Blood and Honor (1996)

After enjoying WEB Griffin's Honor Bound, I moved on to the second novel in this series of three, Blood and Honor. This novel continues the plotline in a highly parallel fashion. Once again, it is set in 1943, in Argentina at the height of WW II. The Germans are coming to the realization that they probably are not going to win the war, and are preparing for the worst- that there will be serious reparations like at the end of the first World War. The plan is to secretly smuggle out some serious cash, and hide it for later use.

The main protagonist is Clete Frede, the almost retired Marine who has a fortune in both the US as the heir apparent to an oil fortune, and in Argentina as the heir apparent to his father's fortune which includes sizable land holdings. Once again, the Germans are sending in a supply ship to aid their Southern Atlantic submarine fleet that has menaced British and American shipping (apparently both Axis & Allies were trading with the Argentinians for wool, beef, and other staple products during the war).

While much of the storyline sounds very similar, this is a completely different novel. In a major (WARNING: Plot Spoiler!) twist, Clete's father gets assassinated very early on, giving Clete a huge inheritance, and a struggle as he delves into his father's life and gets the know the man he barely knew. Also, his girlfriend, Dorotea, announces she is pregnant. Much of the middle of the novel focuses on the pomp, circumstance, and ritual surrounding the funeral, and the planning of the wedding (an interesting point/counterpoint of life and death). It turns out that the father was also involved in planning a coup d'etat, and this comes to fruition in Blood and Honor as well (it would appear that Argentina has more regime changes than most other countries...).

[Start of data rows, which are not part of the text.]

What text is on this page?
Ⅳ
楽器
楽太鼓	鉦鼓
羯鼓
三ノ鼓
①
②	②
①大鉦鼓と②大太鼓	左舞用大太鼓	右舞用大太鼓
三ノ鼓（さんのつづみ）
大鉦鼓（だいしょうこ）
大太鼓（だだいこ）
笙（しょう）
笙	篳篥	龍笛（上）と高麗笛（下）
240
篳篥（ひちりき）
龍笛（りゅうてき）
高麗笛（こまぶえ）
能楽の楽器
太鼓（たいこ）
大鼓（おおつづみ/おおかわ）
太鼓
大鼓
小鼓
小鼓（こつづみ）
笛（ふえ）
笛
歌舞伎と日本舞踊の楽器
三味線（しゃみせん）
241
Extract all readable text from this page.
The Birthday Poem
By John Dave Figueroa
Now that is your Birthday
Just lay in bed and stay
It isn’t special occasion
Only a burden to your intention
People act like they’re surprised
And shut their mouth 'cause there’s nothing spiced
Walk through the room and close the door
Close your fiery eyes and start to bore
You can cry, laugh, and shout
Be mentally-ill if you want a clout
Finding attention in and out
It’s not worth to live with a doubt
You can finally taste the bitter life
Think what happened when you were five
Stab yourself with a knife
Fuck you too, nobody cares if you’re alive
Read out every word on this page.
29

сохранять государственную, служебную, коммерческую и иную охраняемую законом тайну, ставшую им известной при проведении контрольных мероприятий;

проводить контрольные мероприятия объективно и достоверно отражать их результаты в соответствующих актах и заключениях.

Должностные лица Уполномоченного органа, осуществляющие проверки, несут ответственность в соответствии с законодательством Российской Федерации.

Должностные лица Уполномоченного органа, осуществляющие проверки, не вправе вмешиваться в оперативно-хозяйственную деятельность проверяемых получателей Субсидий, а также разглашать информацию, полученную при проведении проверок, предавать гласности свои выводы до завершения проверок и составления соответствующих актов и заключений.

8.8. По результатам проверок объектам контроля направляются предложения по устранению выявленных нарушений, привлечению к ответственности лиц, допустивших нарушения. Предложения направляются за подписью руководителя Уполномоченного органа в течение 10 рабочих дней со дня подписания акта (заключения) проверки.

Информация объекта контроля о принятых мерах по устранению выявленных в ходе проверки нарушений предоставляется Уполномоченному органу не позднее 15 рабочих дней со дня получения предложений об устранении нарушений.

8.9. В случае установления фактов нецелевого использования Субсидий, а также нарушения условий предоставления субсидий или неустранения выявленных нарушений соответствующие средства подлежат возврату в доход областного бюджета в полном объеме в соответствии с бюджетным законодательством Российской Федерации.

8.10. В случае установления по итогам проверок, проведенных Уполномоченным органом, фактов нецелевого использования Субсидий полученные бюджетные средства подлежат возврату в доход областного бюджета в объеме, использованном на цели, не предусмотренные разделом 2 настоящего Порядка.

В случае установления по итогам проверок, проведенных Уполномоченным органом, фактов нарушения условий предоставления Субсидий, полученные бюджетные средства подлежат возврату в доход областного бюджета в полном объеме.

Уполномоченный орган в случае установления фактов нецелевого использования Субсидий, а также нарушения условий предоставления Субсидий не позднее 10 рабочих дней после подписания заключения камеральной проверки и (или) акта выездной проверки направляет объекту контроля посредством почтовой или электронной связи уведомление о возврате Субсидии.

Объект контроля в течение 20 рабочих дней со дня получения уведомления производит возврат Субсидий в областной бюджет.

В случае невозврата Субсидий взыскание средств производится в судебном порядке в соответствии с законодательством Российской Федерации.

Don't think that this book doesn't have any military content. Clete still works for the OSS, and is involved with planning and executing the mission of finding the disguised sub tender. To that end, he needs a plane. In typical military fashion, the hardware he wants (this) isn't available, but he gets something "just as good," (this, which you can see is a lot bigger) which ends up presenting its own set of challenges as he has no experience in the larger plane, and it's too big for the improvised dirt runway. Finally, at the end, just when I expected the sinking of the ship, this novel goes off in a Godfather direction, and goes for revenge in a matter of fact way.

This longish novel did take me a while to get through. It's also a little confusing as there are several lengthy formal names both of Spanish and German derivation that did slow me down at times (especially the German ones). It is an enjoyable break from the traditional war novel genre, yet it incorporates some of the essential elements and quite simply defies a neat category.
The prose is especially strong, with crisp details that paint a descriptive picture in a concise fashion which is one of Griffin's signature items. This author also incorporates, in italics, the individual characters thoughts that combine in both the third person, and first person point of view simultaneously, which few other authors even attempt, and even fewer successfully pull off. At times I feel like this Honor Bound Series is like reading a script for a television mini series, and I can't wait to read the conclusion, Secret Honor.